さらに、東京都は変異株のスクリーニング検査数も圧倒的に少ない。厚労省が公表した「変異株スクリーニング検査の実施状況」(速報値)によれば、3月8日〜14日の件数は、石川県がトップで187件、次に埼玉県が154件、北海道が137件とつづくが、対して東京都はわずか67件。小池都知事は変異株検査について「4月上旬に25%にし、さらに早期に40%を目指す」などと述べているが、すでに兵庫県神戸市は60%以上もおこなっており、目標設定自体が低すぎると言わざるを得ない。

検査数も少ない上、変異株検査も少ない都市が7月には五輪を開催しようなど正気の沙汰ではないが、むしろ、これは東京五輪を開催するための実態隠しなのではないかという穿った見方が出てくるのが自然だろう。感染者数の問題はもちろんのこと、変異株感染が確認された場合は原則入院措置がとられ、退院基準が厳しく入院期間が長くなるとも指摘されている。つまり、これまで以上にすぐさま病床が逼迫する可能性が高いからだ。

市民の安全よりも東京五輪開催が優先されるという、この異常事態──。しかも、そこまでして東京五輪を開催しようという動機は、なにかと強調される「復興五輪」でも「アスリートファースト」でもなく、スポンサー企業のためでしかないことがあらわになっている。

実際、本サイトでも既報で取り上げたように(https://lite-ra.com/2021/03/post-5836.html)、25日からはじまった聖火リレーでは、聖火ランナーよりも先導するコカ・コーラやTOYOTAなどのスポンサー企業の車両が感染対策も万全とは言えない状況でバカ騒ぎを繰り広げていることが明らかになった。

●報道の自由より五輪利権優先 マスコミ各社に聖火リレーの動画公開は72時間以内の制限

しかも、聖火リレーをめぐっては、報道の自由より国際オリンピック委員会(IOC)のビジネスのほうが優先されていることも明らかになった。

くだんの聖火リレーにおけるバカ騒ぎは、東京新聞がネット版記事で動画をつけて指摘。

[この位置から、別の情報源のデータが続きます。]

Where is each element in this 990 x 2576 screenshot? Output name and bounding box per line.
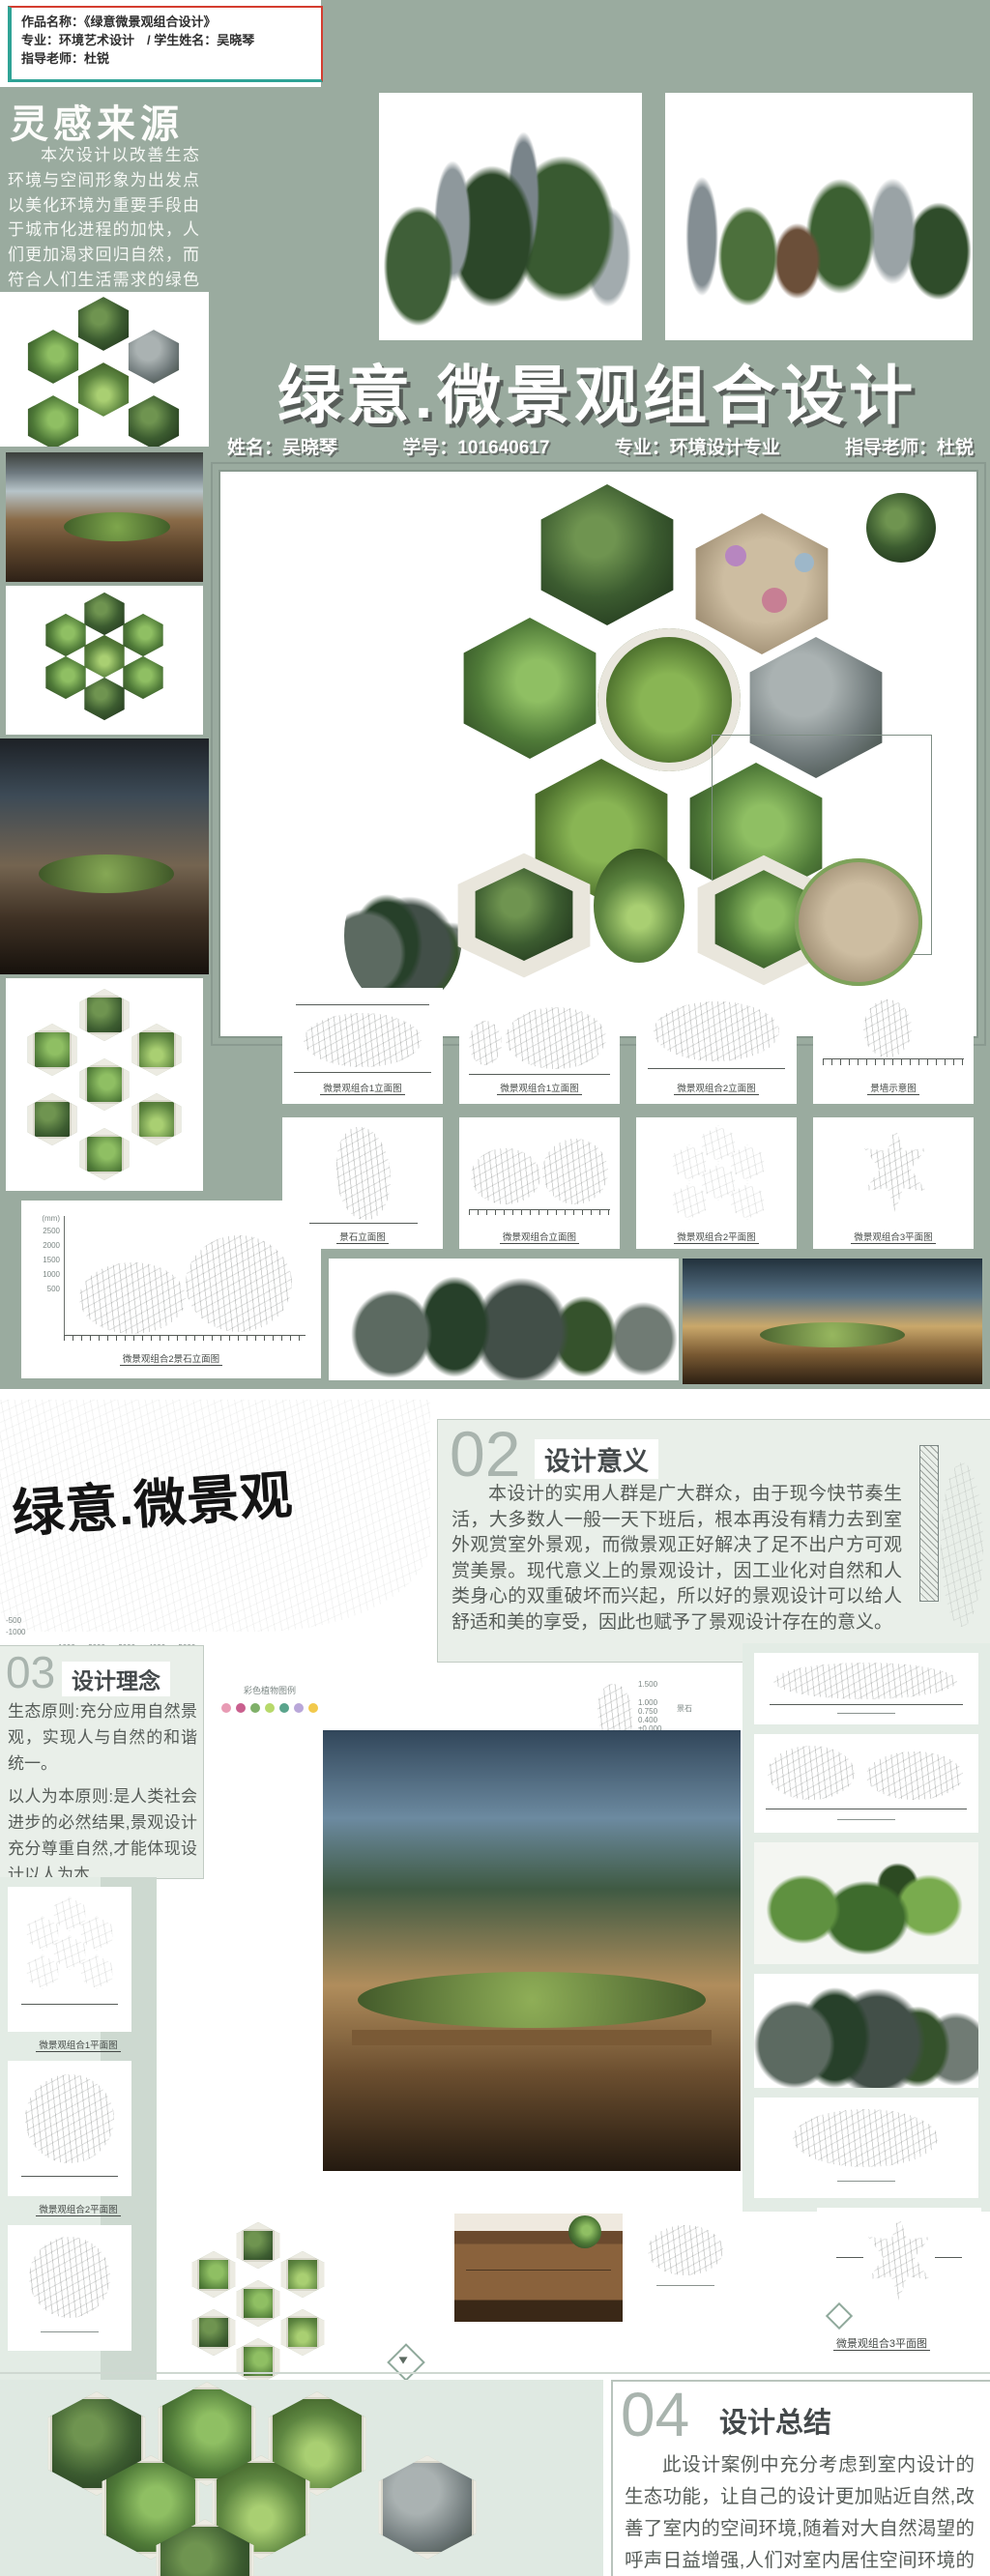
succulent-dot xyxy=(795,553,814,572)
drawing-card: 微景观组合2平面图 xyxy=(636,1117,797,1249)
sketch xyxy=(773,1663,957,1699)
plan3-caption: 微景观组合3平面图 xyxy=(785,2335,978,2351)
sketch-plants xyxy=(79,1262,186,1334)
drawing-card xyxy=(754,1734,978,1833)
drawing-caption: 微景观组合1立面图 xyxy=(459,1081,620,1094)
ground-line xyxy=(469,1073,610,1075)
triangle-icon xyxy=(399,2357,408,2363)
hex-tile xyxy=(25,329,81,385)
hex-tile xyxy=(77,988,131,1042)
photo-plants-rocks xyxy=(754,1974,978,2088)
hex-tile xyxy=(130,1092,184,1146)
photo-interior-window xyxy=(683,1259,982,1384)
legend-dots xyxy=(207,1700,333,1718)
legend-dot xyxy=(294,1703,304,1713)
succulent-dot xyxy=(762,588,787,613)
axis-line xyxy=(64,1216,65,1336)
hex-tile xyxy=(234,2221,282,2270)
poster-page: 作品名称：《绿意微景观组合设计》 专业：环境艺术设计 / 学生姓名：吴晓琴 指导… xyxy=(0,0,990,2576)
hex-tile xyxy=(25,1092,79,1146)
work-title-line: 作品名称：《绿意微景观组合设计》 xyxy=(21,13,311,31)
photo-interior-large xyxy=(323,1730,741,2171)
drawing-caption: 微景观组合2平面图 xyxy=(636,1230,797,1243)
caption-text: 景墙示意图 xyxy=(867,1084,919,1095)
caption-text: 微景观组合立面图 xyxy=(500,1232,579,1244)
drawing-card: 微景观组合1立面图 xyxy=(459,988,620,1104)
caption-line xyxy=(837,2181,895,2182)
stone-label: 景石 xyxy=(677,1703,692,1714)
section-03-text1: 生态原则:充分应用自然景观，实现人与自然的和谐统一。 xyxy=(8,1698,197,1777)
plan-card xyxy=(8,1887,131,2032)
photo-rock-plants-left xyxy=(379,93,642,340)
hex-tile xyxy=(130,1023,184,1077)
hex-tile xyxy=(234,2279,282,2328)
info-major: 专业：环境设计专业 xyxy=(615,433,780,459)
caption-text: 微景观组合2立面图 xyxy=(674,1084,758,1095)
section-03-title: 设计理念 xyxy=(62,1662,170,1696)
hex-tile xyxy=(278,2250,327,2299)
sketch xyxy=(768,1746,855,1800)
table-edge xyxy=(352,2030,712,2045)
hex-tile xyxy=(82,592,127,636)
dim-line xyxy=(836,2256,863,2258)
photo-hex-star-green xyxy=(6,586,203,735)
ground-line xyxy=(770,1703,963,1705)
caption-line xyxy=(41,2331,99,2332)
legend-dot xyxy=(236,1703,246,1713)
scale-label: 1000 xyxy=(27,1270,60,1279)
photo-rock-plants-right xyxy=(665,93,973,340)
hex-tile xyxy=(82,634,127,679)
moss-table xyxy=(64,512,170,541)
photo-interior-cafe xyxy=(6,452,203,582)
hex-tile xyxy=(278,2308,327,2357)
moss-table xyxy=(39,854,174,893)
header-box: 作品名称：《绿意微景观组合设计》 专业：环境艺术设计 / 学生姓名：吴晓琴 指导… xyxy=(8,6,323,82)
plan2-caption: 微景观组合2平面图 xyxy=(0,2202,157,2215)
drawing-caption: 微景观组合2立面图 xyxy=(636,1081,797,1094)
drawing-card xyxy=(754,1653,978,1724)
hex-tile xyxy=(77,1127,131,1181)
drawing-caption: 景石立面图 xyxy=(282,1230,443,1243)
detail-callout-circle xyxy=(866,493,936,563)
photo-interior-dark xyxy=(0,738,209,974)
moss-table xyxy=(760,1322,905,1347)
hex-tile xyxy=(534,481,681,628)
drawing-caption: 景墙示意图 xyxy=(813,1081,974,1094)
ground-ticks xyxy=(64,1336,306,1341)
scale-label: 500 xyxy=(27,1285,60,1293)
ground-line xyxy=(294,1071,431,1073)
hex-tile xyxy=(44,613,88,657)
right-drawing-band xyxy=(742,1643,990,2212)
drawing-card: 微景观组合1立面图 xyxy=(282,988,443,1104)
hex-tile xyxy=(75,296,131,352)
hex-collage-panel xyxy=(218,470,978,1038)
section-02-panel: 02 设计意义 本设计的实用人群是广大群众，由于现今快节奏生活，大多数人一般一天… xyxy=(437,1419,990,1663)
hex-tile xyxy=(44,655,88,700)
detail-callout-circle-right xyxy=(795,858,922,986)
caption-text: 微景观组合1平面图 xyxy=(36,2041,120,2052)
dim-line xyxy=(21,2003,118,2005)
inspiration-title: 灵感来源 xyxy=(10,93,184,149)
drawing-card: 微景观组合3平面图 xyxy=(813,1117,974,1249)
succulent-dot xyxy=(725,545,746,566)
scale-label: (mm) xyxy=(27,1214,60,1223)
info-advisor: 指导老师：杜锐 xyxy=(845,433,974,459)
main-title: 绿意.微景观组合设计 xyxy=(213,344,982,437)
sketch xyxy=(471,1148,540,1204)
rockery-sketch xyxy=(941,1462,983,1627)
dim-line xyxy=(296,1003,429,1005)
caption-line xyxy=(656,2285,714,2286)
hex-tile xyxy=(456,615,603,762)
drawing-card: 景墙示意图 xyxy=(813,988,974,1104)
section-02-number: 02 xyxy=(450,1422,520,1486)
scale-label: 2000 xyxy=(27,1241,60,1250)
photo-plants-green xyxy=(754,1842,978,1964)
rockery-wall-sketch xyxy=(919,1445,939,1602)
section-04-panel: 04 设计总结 此设计案例中充分考虑到室内设计的生态功能，让自己的设计更加贴近自… xyxy=(611,2380,990,2576)
drawing-card: 微景观组合2立面图 xyxy=(636,988,797,1104)
section-02-text: 本设计的实用人群是广大群众，由于现今快节奏生活，大多数人一般一天下班后，根本再没… xyxy=(451,1482,902,1635)
legend-dot xyxy=(250,1703,260,1713)
sketch-tree xyxy=(186,1235,292,1332)
axis-label: -1000 xyxy=(6,1628,25,1636)
legend-dot xyxy=(308,1703,318,1713)
hex-tile xyxy=(189,2250,238,2299)
dim-line xyxy=(21,2175,118,2177)
caption-text: 微景观组合2平面图 xyxy=(36,2205,120,2216)
moss-table xyxy=(358,1972,706,2028)
photo-hex-cluster-topview xyxy=(0,292,209,447)
drawing-caption: 微景观组合3平面图 xyxy=(813,1230,974,1243)
caption-text: 微景观组合2景石立面图 xyxy=(120,1354,222,1366)
caption-text: 微景观组合1立面图 xyxy=(320,1084,404,1095)
sketch-plan xyxy=(25,2074,114,2163)
sketch xyxy=(542,1139,608,1204)
ground-line xyxy=(309,1222,418,1224)
divider-line xyxy=(0,2372,990,2374)
plan1-caption: 微景观组合1平面图 xyxy=(0,2038,157,2051)
info-student-id: 学号：101640617 xyxy=(402,433,549,459)
elevation-caption: 微景观组合2景石立面图 xyxy=(21,1351,321,1365)
sketch xyxy=(506,1007,606,1069)
section-03-number: 03 xyxy=(6,1650,55,1694)
sketch xyxy=(304,1013,422,1067)
hex-tile xyxy=(121,655,165,700)
hex-tile xyxy=(373,2453,481,2562)
advisor-line: 指导老师：杜锐 xyxy=(21,49,311,68)
plan-star xyxy=(863,2215,935,2301)
sketch-plan xyxy=(29,2237,110,2318)
drawing-caption: 微景观组合立面图 xyxy=(459,1230,620,1243)
legend-dot xyxy=(221,1703,231,1713)
plan-star xyxy=(859,1127,931,1212)
caption-text: 景石立面图 xyxy=(336,1232,389,1244)
section-04-number: 04 xyxy=(621,2384,689,2446)
legend-dot xyxy=(265,1703,275,1713)
section-02-title: 设计意义 xyxy=(535,1439,658,1479)
drawing-card xyxy=(754,2098,978,2198)
section-04-title: 设计总结 xyxy=(710,2399,841,2442)
sketch xyxy=(469,1021,502,1065)
ground-line xyxy=(823,1057,964,1059)
info-row: 姓名：吴晓琴 学号：101640617 专业：环境设计专业 指导老师：杜锐 xyxy=(227,433,974,459)
hex-tile xyxy=(25,394,81,447)
ground-ticks xyxy=(823,1059,964,1065)
sketch-rock xyxy=(336,1127,391,1220)
caption-text: 微景观组合2平面图 xyxy=(674,1232,758,1244)
axis-label: -500 xyxy=(6,1616,21,1625)
hex-tile xyxy=(189,2308,238,2357)
sketch xyxy=(863,999,912,1057)
photo-rock-arrangement xyxy=(329,1259,679,1380)
bottom-left-band xyxy=(0,2380,603,2576)
ground-line xyxy=(648,1067,785,1069)
caption-text: 微景观组合3平面图 xyxy=(851,1232,935,1244)
left-plan-band: 微景观组合1平面图 微景观组合2平面图 xyxy=(0,1877,157,2382)
dim-line xyxy=(935,2256,962,2258)
legend-dot xyxy=(279,1703,289,1713)
elevation-scale: (mm) 2500 2000 1500 1000 500 xyxy=(27,1214,60,1293)
caption-line xyxy=(837,1819,895,1820)
scale-label: 2500 xyxy=(27,1227,60,1235)
plan-card xyxy=(8,2061,131,2196)
ground-ticks xyxy=(469,1210,610,1215)
info-name: 姓名：吴晓琴 xyxy=(227,433,337,459)
sketch xyxy=(648,2225,723,2275)
hex-tile xyxy=(126,394,182,447)
plan-card xyxy=(8,2225,131,2351)
photo-hex-star-small xyxy=(160,2215,356,2382)
ground-line xyxy=(766,1808,967,1809)
hex-tile xyxy=(126,329,182,385)
drawing-card xyxy=(630,2214,741,2302)
photo-wood-cabinet xyxy=(454,2214,623,2322)
detail-callout-oval-center xyxy=(594,849,684,963)
sketch xyxy=(654,1001,779,1061)
scale-label: 1500 xyxy=(27,1256,60,1264)
caption-text: 微景观组合1立面图 xyxy=(497,1084,581,1095)
hex-tile xyxy=(234,2337,282,2382)
photo-hex-star-modules xyxy=(6,978,203,1191)
sketch xyxy=(866,1751,963,1800)
major-student-line: 专业：环境艺术设计 / 学生姓名：吴晓琴 xyxy=(21,31,311,49)
plant-pot xyxy=(568,2215,601,2248)
section-03-panel: 03 设计理念 生态原则:充分应用自然景观，实现人与自然的和谐统一。 以人为本原… xyxy=(0,1645,204,1879)
hex-tile xyxy=(75,362,131,418)
level-label: 1.500 xyxy=(638,1680,692,1689)
caption-text: 微景观组合3平面图 xyxy=(833,2338,930,2351)
hex-tile-gravel xyxy=(688,510,835,657)
legend-caption: 彩色植物图例 xyxy=(207,1684,333,1696)
hex-tile xyxy=(82,677,127,721)
hex-tile xyxy=(77,1057,131,1112)
hex-tile xyxy=(121,613,165,657)
drawing-caption: 微景观组合1立面图 xyxy=(282,1081,443,1094)
elevation-drawing-card: (mm) 2500 2000 1500 1000 500 微景观组合2景石立面图 xyxy=(21,1201,321,1378)
sketch xyxy=(793,2109,938,2167)
drawing-card: 景石立面图 xyxy=(282,1117,443,1249)
plant-legend: 彩色植物图例 xyxy=(207,1684,333,1718)
level-label: 0.400 xyxy=(638,1716,692,1724)
caption-line xyxy=(837,1713,895,1714)
section-03-text2: 以人为本原则:是人类社会进步的必然结果,景观设计充分尊重自然,才能体现设计以人为… xyxy=(8,1783,197,1888)
drawing-card: 微景观组合立面图 xyxy=(459,1117,620,1249)
drawer-line xyxy=(466,2270,611,2271)
hex-tile xyxy=(25,1023,79,1077)
section-04-text: 此设计案例中充分考虑到室内设计的生态功能，让自己的设计更加贴近自然,改善了室内的… xyxy=(625,2449,975,2576)
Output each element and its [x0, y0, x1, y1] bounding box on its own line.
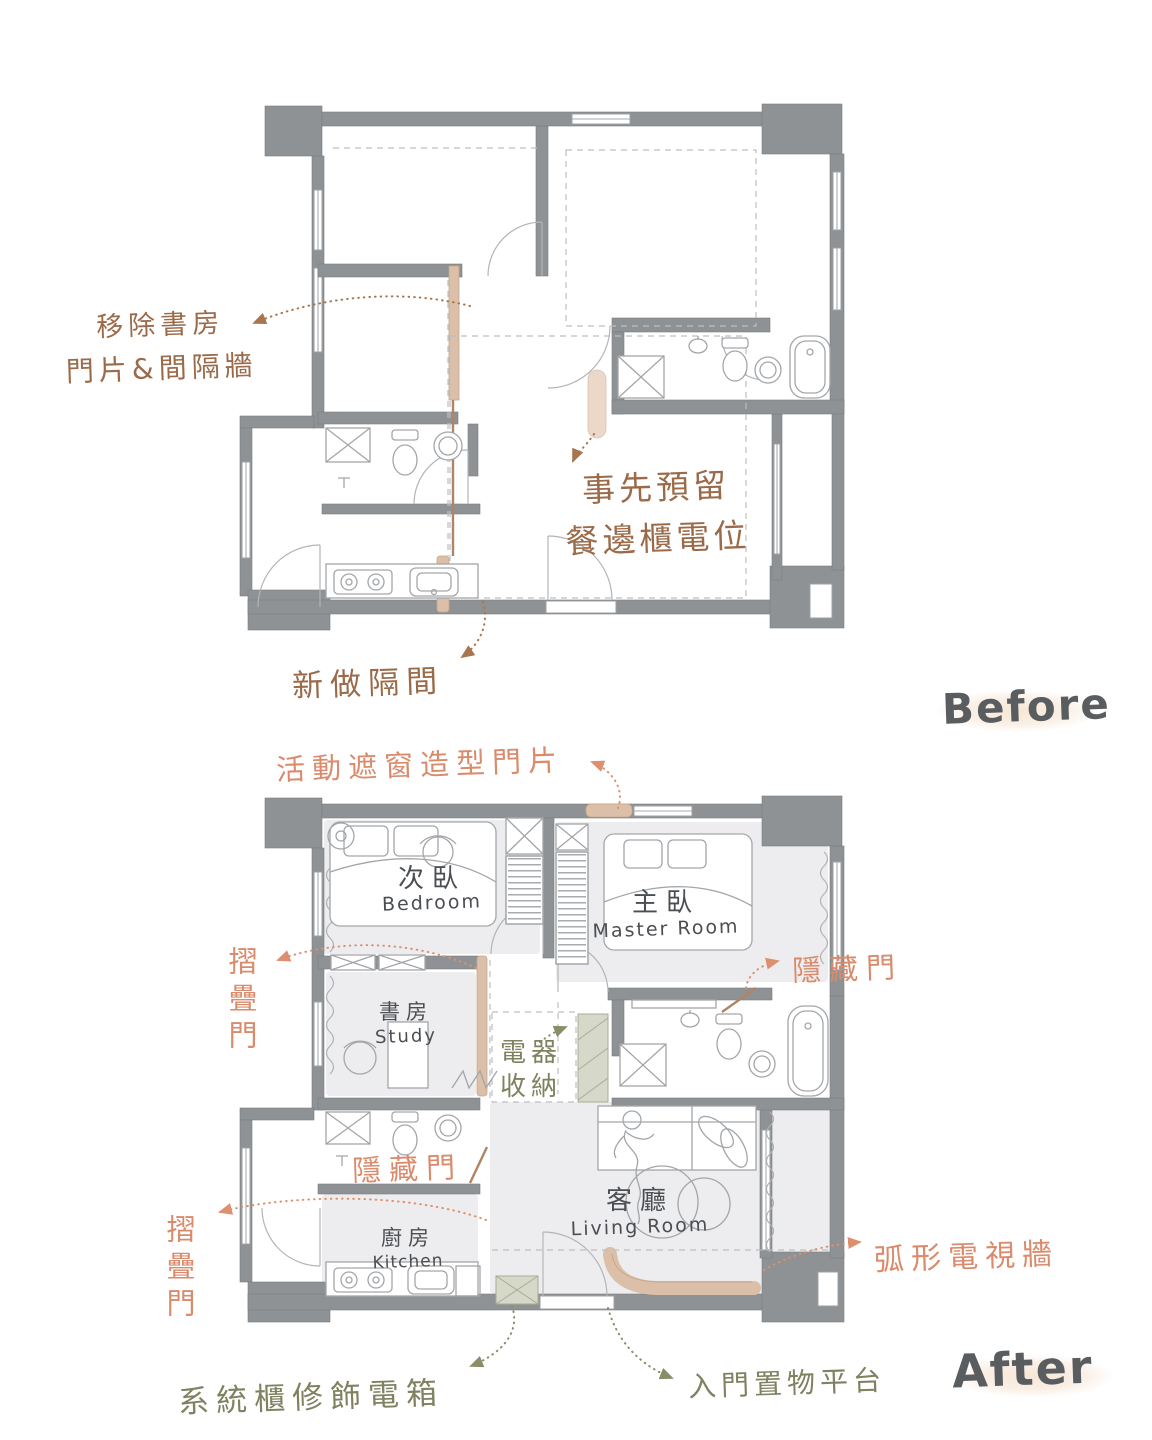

同記事の動画は「大手マスコミが報じない実情」として大きな反響を呼んだのだが、東京新聞はこの動画を28日夕方に削除してしまった。

しかし、これは何も東京新聞が圧力に屈した結果ではない。IOCが、「新聞メディアが撮影した動画を公開できるのは走行後72時間以内」というルールを敷いているためだ。

憲法に保障された報道の自由よりもIOCのルールが優先されるとはまったく意味がわからないが、そもそも組織委は昨年、一般人が撮影した聖火リレーの動画をネット上に投稿することさえ「放送権を持つテレビ局の権利保護」を理由に禁じると発表し、非難が殺到したあとに「IOCから間違いだと指摘を受けた」として撤回するという騒動も起こしている。公道で一般人にそんな制限をかけられると考えた時点で何様かという話だが、このように、本番前の聖火リレーの段階から五輪の「商業主義」「スポンサーファースト」があきらかになっているのである。

それでなくても聖火リレーでは当初から懸念されていた観衆の「密」がさっそく問題化しているが、本気でこの国は世界の感染状況を無視し、国内の感染者数を抑え込むこともできないというのに、「スポンサーファースト」でしかない東京五輪を強行しようというのか。いまこそ、市民が「日本から中止の意思を表明するべき」という宮本氏の声につづかなくてはならないだろう。